I could go on and on -yes, I know you know that. But not going to list all the things I am thankful for in one post, not today. However, I am going to conclude this one today by telling you we had 100 gallons of oil -fuel oil for the furnace -delivered to the house today.

That delivery -100 gallons, not even half a tankful -set us back $450 big buckaroonies! And, thinking forward to the coming months -fall, winter, etc., that's only going to be a drop in the bucket to what amount of oil we will have to purchase to warm our bodies, to have hot water for bathing, for washing dishes, to do laundry with, etc. And, trust me, I worry -as does Mandy -and a lot too -about how we will manage to keep getting at least 100 gallons, the minimum amount you can have delivered, at the current prices, much less what the costs probably are going to rise to over the coming year.

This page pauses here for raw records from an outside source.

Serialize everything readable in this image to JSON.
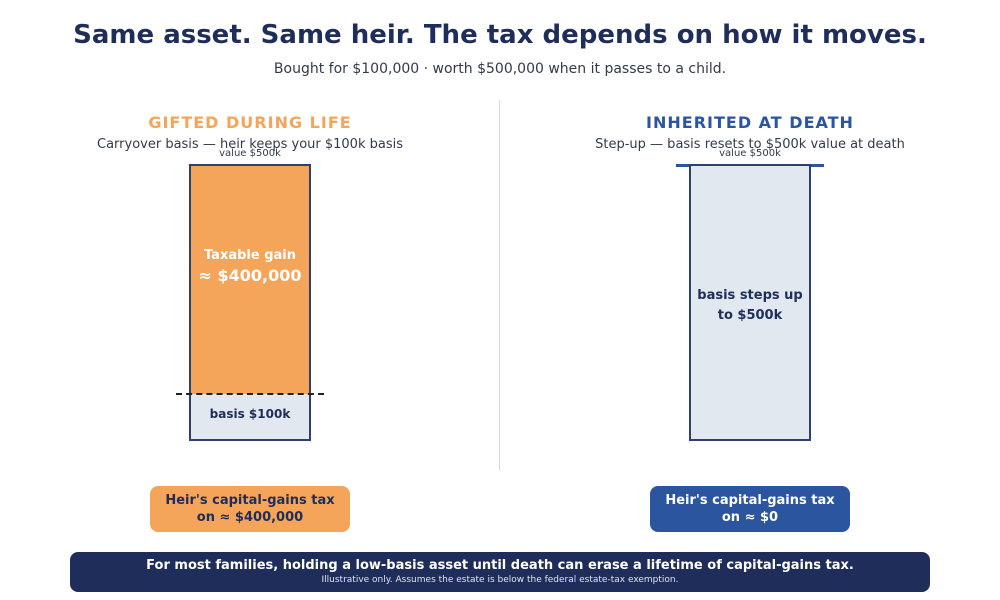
{
  "header": {
    "title": "Same asset. Same heir. The tax depends on how it moves.",
    "subtitle": "Bought for $100,000 · worth $500,000 when it passes to a child."
  },
  "colors": {
    "navy": "#1f2d5a",
    "orange": "#f5a55a",
    "blue": "#2c55a0",
    "light_fill": "#e1e8ef"
  },
  "left": {
    "heading": "GIFTED DURING LIFE",
    "heading_color": "#f5a55a",
    "description": "Carryover basis — heir keeps your $100k basis",
    "value_label": "value $500k",
    "gain_line1": "Taxable gain",
    "gain_line2": "≈ $400,000",
    "basis_label": "basis $100k",
    "tax_line1": "Heir's capital-gains tax",
    "tax_line2": "on ≈ $400,000",
    "basis_value": 100000,
    "total_value": 500000
  },
  "right": {
    "heading": "INHERITED AT DEATH",
    "heading_color": "#2c55a0",
    "description": "Step-up — basis resets to $500k value at death",
    "value_label": "value $500k",
    "step_line1": "basis steps up",
    "step_line2": "to $500k",
    "tax_line1": "Heir's capital-gains tax",
    "tax_line2": "on ≈ $0",
    "basis_value": 500000,
    "total_value": 500000
  },
  "banner": {
    "main": "For most families, holding a low-basis asset until death can erase a lifetime of capital-gains tax.",
    "note": "Illustrative only. Assumes the estate is below the federal estate-tax exemption."
  }
}
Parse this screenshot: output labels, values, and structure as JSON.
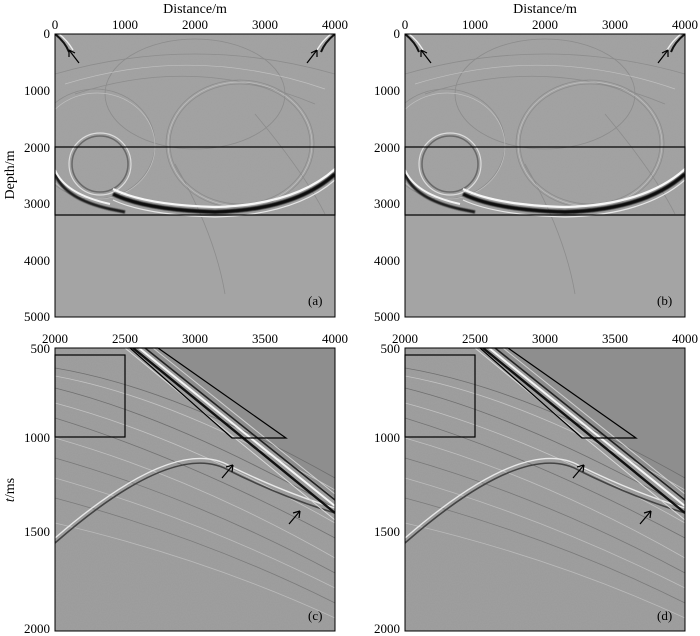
{
  "figure": {
    "top_xlabel": "Distance/m",
    "depth_ylabel": "Depth/m",
    "time_ylabel_italic": "t",
    "time_ylabel_unit": "/ms",
    "panels": [
      {
        "tag": "(a)"
      },
      {
        "tag": "(b)"
      },
      {
        "tag": "(c)"
      },
      {
        "tag": "(d)"
      }
    ],
    "distance_ticks": [
      "0",
      "1000",
      "2000",
      "3000",
      "4000"
    ],
    "depth_ticks": [
      "0",
      "1000",
      "2000",
      "3000",
      "4000",
      "5000"
    ],
    "shot_x_ticks": [
      "2000",
      "2500",
      "3000",
      "3500",
      "4000"
    ],
    "time_ticks": [
      "500",
      "1000",
      "1500",
      "2000"
    ]
  },
  "chart_data": [
    {
      "type": "image",
      "panel": "(a)",
      "xlabel": "Distance/m",
      "ylabel": "Depth/m",
      "xlim": [
        0,
        4000
      ],
      "ylim": [
        5000,
        0
      ],
      "box_depth_range": [
        2000,
        3200
      ]
    },
    {
      "type": "image",
      "panel": "(b)",
      "xlabel": "Distance/m",
      "ylabel": "",
      "xlim": [
        0,
        4000
      ],
      "ylim": [
        5000,
        0
      ],
      "box_depth_range": [
        2000,
        3200
      ]
    },
    {
      "type": "image",
      "panel": "(c)",
      "xlabel": "",
      "ylabel": "t/ms",
      "xlim": [
        2000,
        4000
      ],
      "ylim": [
        2000,
        500
      ],
      "rect_box": {
        "x": [
          2000,
          2500
        ],
        "t": [
          550,
          1000
        ]
      },
      "slanted_box": {
        "top_x": [
          2500,
          2700
        ],
        "bottom_x": [
          3250,
          3650
        ],
        "t": [
          500,
          1000
        ]
      }
    },
    {
      "type": "image",
      "panel": "(d)",
      "xlabel": "",
      "ylabel": "",
      "xlim": [
        2000,
        4000
      ],
      "ylim": [
        2000,
        500
      ],
      "rect_box": {
        "x": [
          2000,
          2500
        ],
        "t": [
          550,
          1000
        ]
      },
      "slanted_box": {
        "top_x": [
          2500,
          2700
        ],
        "bottom_x": [
          3250,
          3650
        ],
        "t": [
          500,
          1000
        ]
      }
    }
  ]
}
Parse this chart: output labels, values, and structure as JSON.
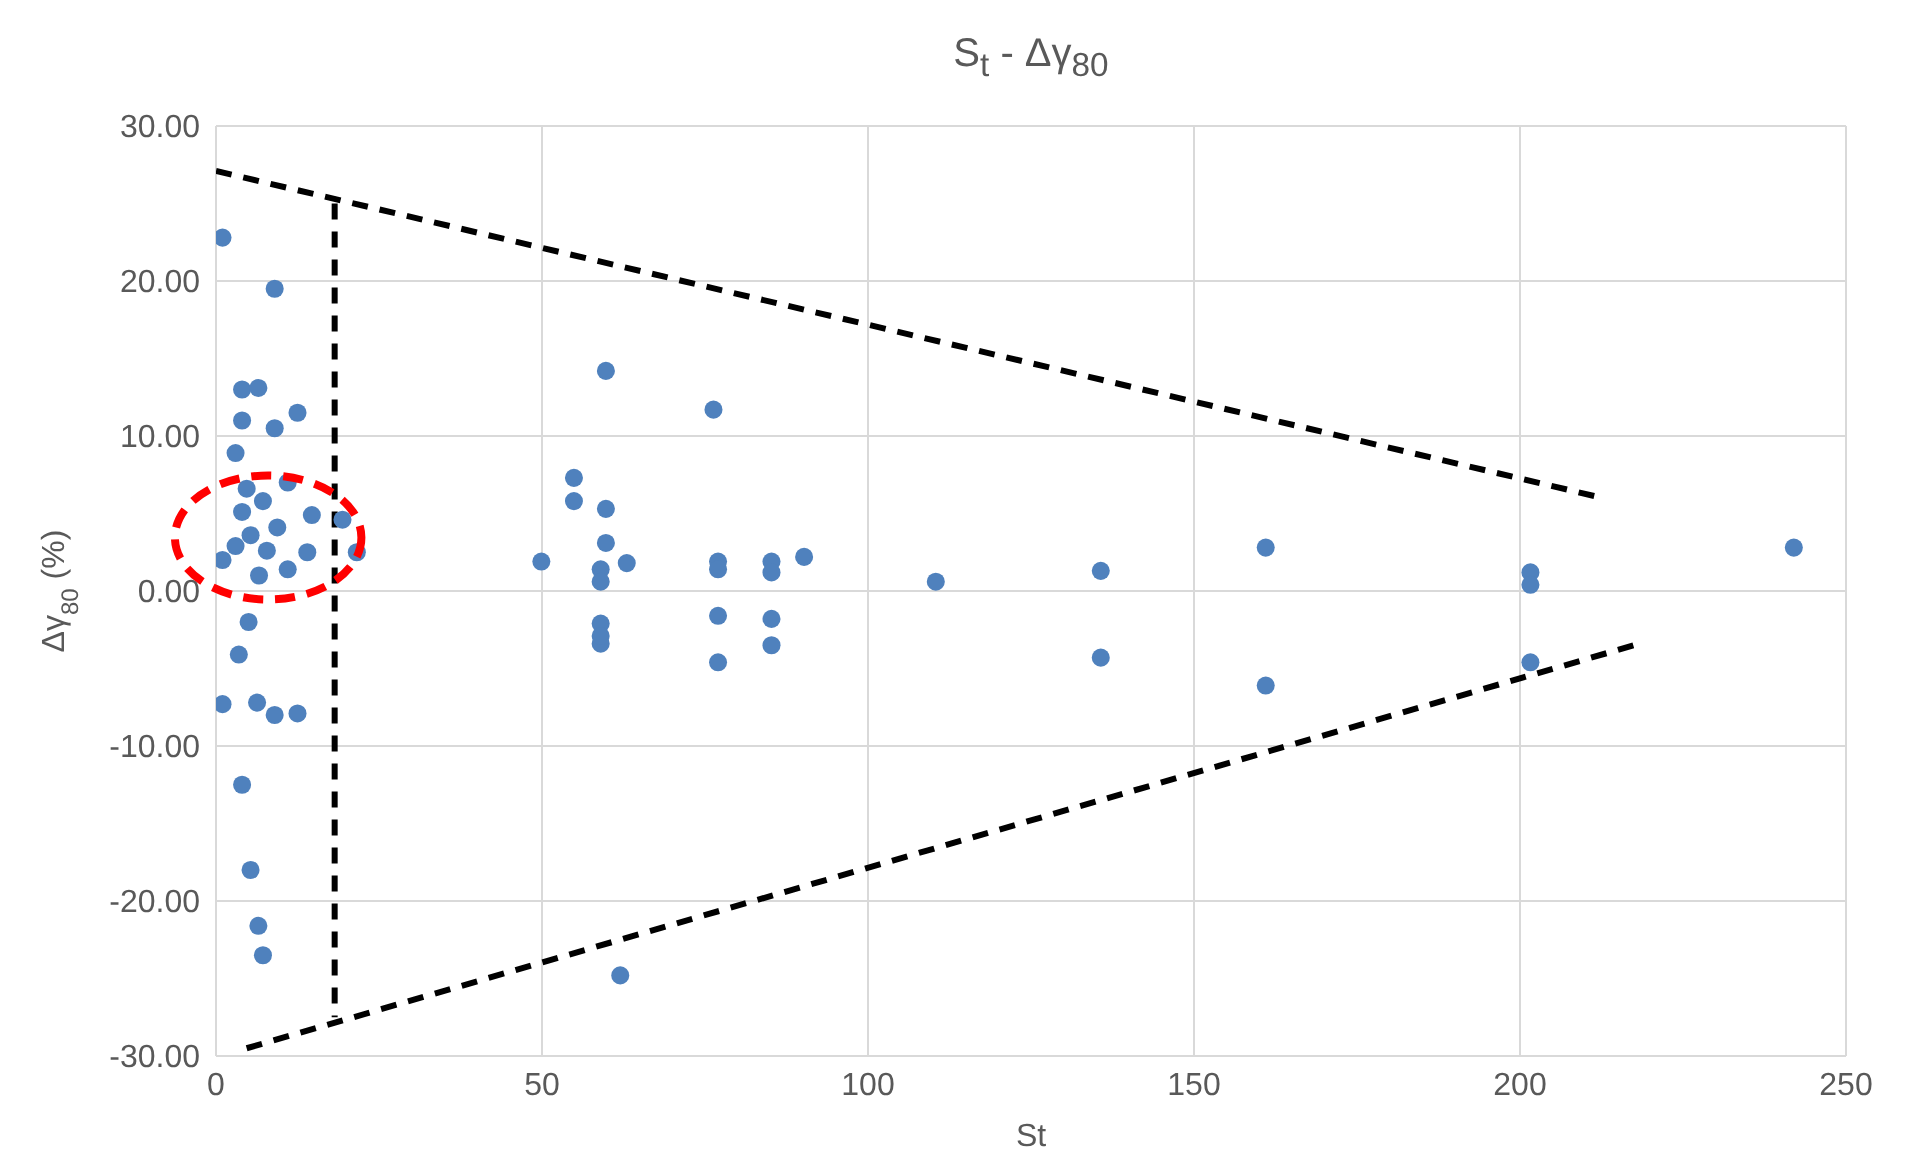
{
  "chart_data": {
    "type": "scatter",
    "title": "S$_{t}$ - Δγ$_{80}$",
    "xlabel": "St",
    "ylabel": "Δγ$_{80}$ (%)",
    "xlim": [
      0,
      250
    ],
    "xticks": [
      0,
      50,
      100,
      150,
      200,
      250
    ],
    "ylim": [
      -30,
      30
    ],
    "yticks": [
      {
        "value": -30,
        "label": "-30.00"
      },
      {
        "value": -20,
        "label": "-20.00"
      },
      {
        "value": -10,
        "label": "-10.00"
      },
      {
        "value": 0,
        "label": "0.00"
      },
      {
        "value": 10,
        "label": "10.00"
      },
      {
        "value": 20,
        "label": "20.00"
      },
      {
        "value": 30,
        "label": "30.00"
      }
    ],
    "grid": true,
    "legend": false,
    "series": [
      {
        "color": "#4f81bd",
        "marker": "circle",
        "x": [
          1,
          9,
          4,
          6.5,
          4,
          12.5,
          9,
          3,
          4.7,
          11,
          4,
          7.2,
          14.7,
          19.4,
          21.6,
          14,
          1,
          6.6,
          11,
          5.3,
          9.4,
          3,
          7.8,
          5,
          3.5,
          1,
          6.3,
          9,
          12.5,
          4,
          5.3,
          6.5,
          7.2,
          59.8,
          76.3,
          54.9,
          54.9,
          59.8,
          49.9,
          59.8,
          63,
          59,
          59,
          77,
          77,
          85.2,
          85.2,
          90.2,
          110.4,
          135.7,
          161,
          59,
          59,
          59,
          77,
          77,
          85.2,
          85.2,
          135.7,
          161,
          201.6,
          201.6,
          242,
          201.6,
          62
        ],
        "values": [
          22.8,
          19.5,
          13.0,
          13.1,
          11.0,
          11.5,
          10.5,
          8.9,
          6.6,
          7.0,
          5.1,
          5.8,
          4.9,
          4.6,
          2.5,
          2.5,
          2.0,
          1.0,
          1.4,
          3.6,
          4.1,
          2.9,
          2.6,
          -2.0,
          -4.1,
          -7.3,
          -7.2,
          -8.0,
          -7.9,
          -12.5,
          -18.0,
          -21.6,
          -23.5,
          14.2,
          11.7,
          7.3,
          5.8,
          5.3,
          1.9,
          3.1,
          1.8,
          1.4,
          0.6,
          1.9,
          1.4,
          1.9,
          1.2,
          2.2,
          0.6,
          1.3,
          2.8,
          -2.1,
          -3.4,
          -2.9,
          -1.6,
          -4.6,
          -1.8,
          -3.5,
          -4.3,
          -6.1,
          1.2,
          0.4,
          2.8,
          -4.6,
          -24.8
        ]
      },
      {
        "type": "line",
        "color": "#000000",
        "line_style": "dashed",
        "marker": "none",
        "x": [
          0,
          212.7
        ],
        "values": [
          27.1,
          6.0
        ]
      },
      {
        "type": "line",
        "color": "#000000",
        "line_style": "dashed",
        "marker": "none",
        "x": [
          4.7,
          218.3
        ],
        "values": [
          -29.5,
          -3.4
        ]
      },
      {
        "type": "line",
        "color": "#000000",
        "line_style": "dashed",
        "marker": "none",
        "x": [
          18.2,
          18.2
        ],
        "values": [
          25.0,
          -27.5
        ]
      }
    ]
  }
}
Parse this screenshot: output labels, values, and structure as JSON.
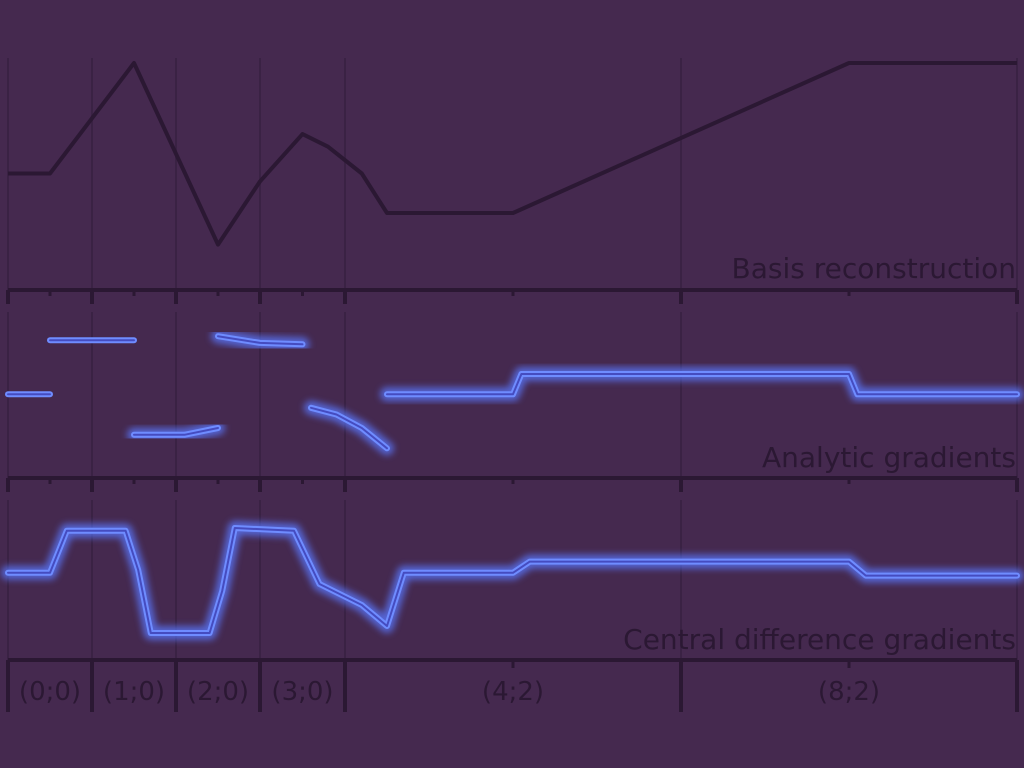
{
  "panels": {
    "basis": {
      "title": "Basis reconstruction"
    },
    "analytic": {
      "title": "Analytic gradients"
    },
    "central": {
      "title": "Central difference gradients"
    }
  },
  "segments": [
    {
      "label": "(0;0)",
      "from": 0,
      "to": 1
    },
    {
      "label": "(1;0)",
      "from": 1,
      "to": 2
    },
    {
      "label": "(2;0)",
      "from": 2,
      "to": 3
    },
    {
      "label": "(3;0)",
      "from": 3,
      "to": 4
    },
    {
      "label": "(4;2)",
      "from": 4,
      "to": 8
    },
    {
      "label": "(8;2)",
      "from": 8,
      "to": 12
    }
  ],
  "colors": {
    "background": "#45294f",
    "curve": "#2b1833",
    "gradient_glow": "#5a78ff",
    "gradient_core": "#6f8cff",
    "grid": "#3a2244"
  },
  "chart_data": {
    "type": "line",
    "x_domain": [
      0,
      12
    ],
    "basis_curve": [
      [
        0,
        0.3
      ],
      [
        0.5,
        0.3
      ],
      [
        1.5,
        1.0
      ],
      [
        2.5,
        -0.15
      ],
      [
        3.0,
        0.25
      ],
      [
        3.5,
        0.55
      ],
      [
        3.8,
        0.47
      ],
      [
        4.2,
        0.3
      ],
      [
        4.5,
        0.05
      ],
      [
        6.0,
        0.05
      ],
      [
        10.0,
        1.0
      ],
      [
        12.0,
        1.0
      ]
    ],
    "analytic_segments": [
      [
        [
          0,
          0.45
        ],
        [
          0.5,
          0.45
        ]
      ],
      [
        [
          0.5,
          0.85
        ],
        [
          1.5,
          0.85
        ]
      ],
      [
        [
          1.5,
          0.15
        ],
        [
          2.1,
          0.15
        ],
        [
          2.5,
          0.2
        ]
      ],
      [
        [
          2.5,
          0.88
        ],
        [
          3.0,
          0.83
        ],
        [
          3.5,
          0.82
        ]
      ],
      [
        [
          3.6,
          0.35
        ],
        [
          3.9,
          0.3
        ],
        [
          4.2,
          0.2
        ],
        [
          4.5,
          0.05
        ]
      ],
      [
        [
          4.5,
          0.45
        ],
        [
          6.0,
          0.45
        ],
        [
          6.1,
          0.6
        ],
        [
          10.0,
          0.6
        ],
        [
          10.1,
          0.45
        ],
        [
          12.0,
          0.45
        ]
      ]
    ],
    "central_curve": [
      [
        0,
        0.48
      ],
      [
        0.5,
        0.48
      ],
      [
        0.7,
        0.78
      ],
      [
        1.4,
        0.78
      ],
      [
        1.55,
        0.5
      ],
      [
        1.7,
        0.05
      ],
      [
        2.4,
        0.05
      ],
      [
        2.55,
        0.35
      ],
      [
        2.7,
        0.8
      ],
      [
        3.4,
        0.78
      ],
      [
        3.7,
        0.4
      ],
      [
        4.2,
        0.25
      ],
      [
        4.5,
        0.1
      ],
      [
        4.7,
        0.48
      ],
      [
        6.0,
        0.48
      ],
      [
        6.2,
        0.56
      ],
      [
        10.0,
        0.56
      ],
      [
        10.2,
        0.46
      ],
      [
        12.0,
        0.46
      ]
    ]
  }
}
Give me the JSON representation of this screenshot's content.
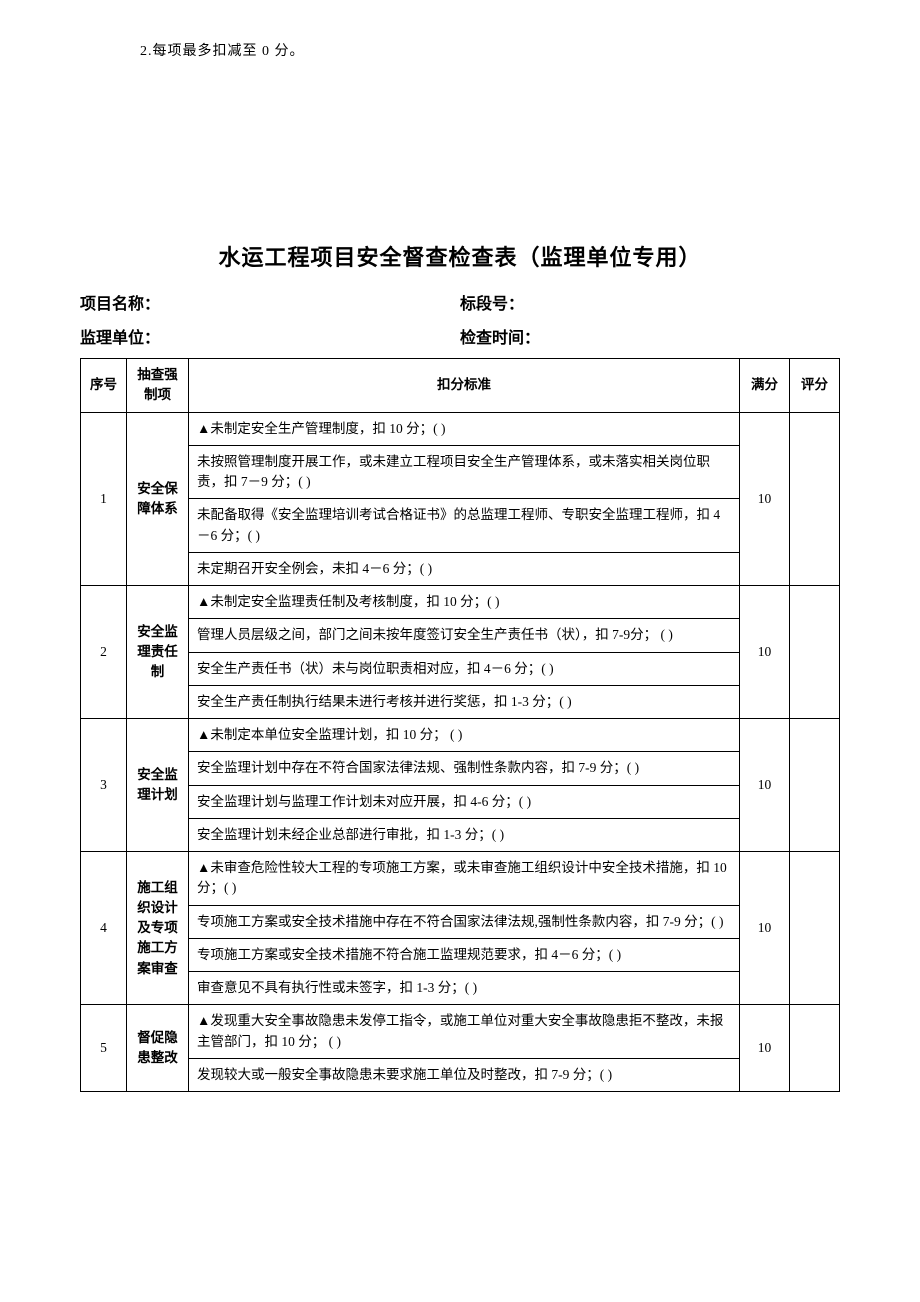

But why then, if I am so worried about those prices, would I list this delivery in a topic of things for which I am thankful then?

Because the gentleman delivering the fuel today was a new driver to our route -one I'd never met before.

As I handed him the checks for payment of our oil delivery, he commented to me on an autism car magnet Mandy had removed from the car she used to have -one of those ribbon things ya know, with the writing on it simply "Autism" and he asked about the significance of that symbol, telling me he has "one of those at home too" but not meaning the magnet but rather a child.

I asked how old his was and he said "Eleven, with Aspergers." The conversation picked up from there as we talked about these people in our lives and the love we shared each for our own came through, loud and strong.

As he left, his parting words to me were "These kids take a lot of love and prayer but they are so well worth it in the end." How true, how true!

And that my friends is why I was thankful for having received my economic stimulus check this week that enabled us to purchase that 100 gallons of fuel today and that today, the fuel company saw fit to send this man to deliver it to us.

I was really happy to see the Oilman Come and very happy to hear the words he exchanged with me today too.

And for that, I was and will remain, truly blessed and very thankful.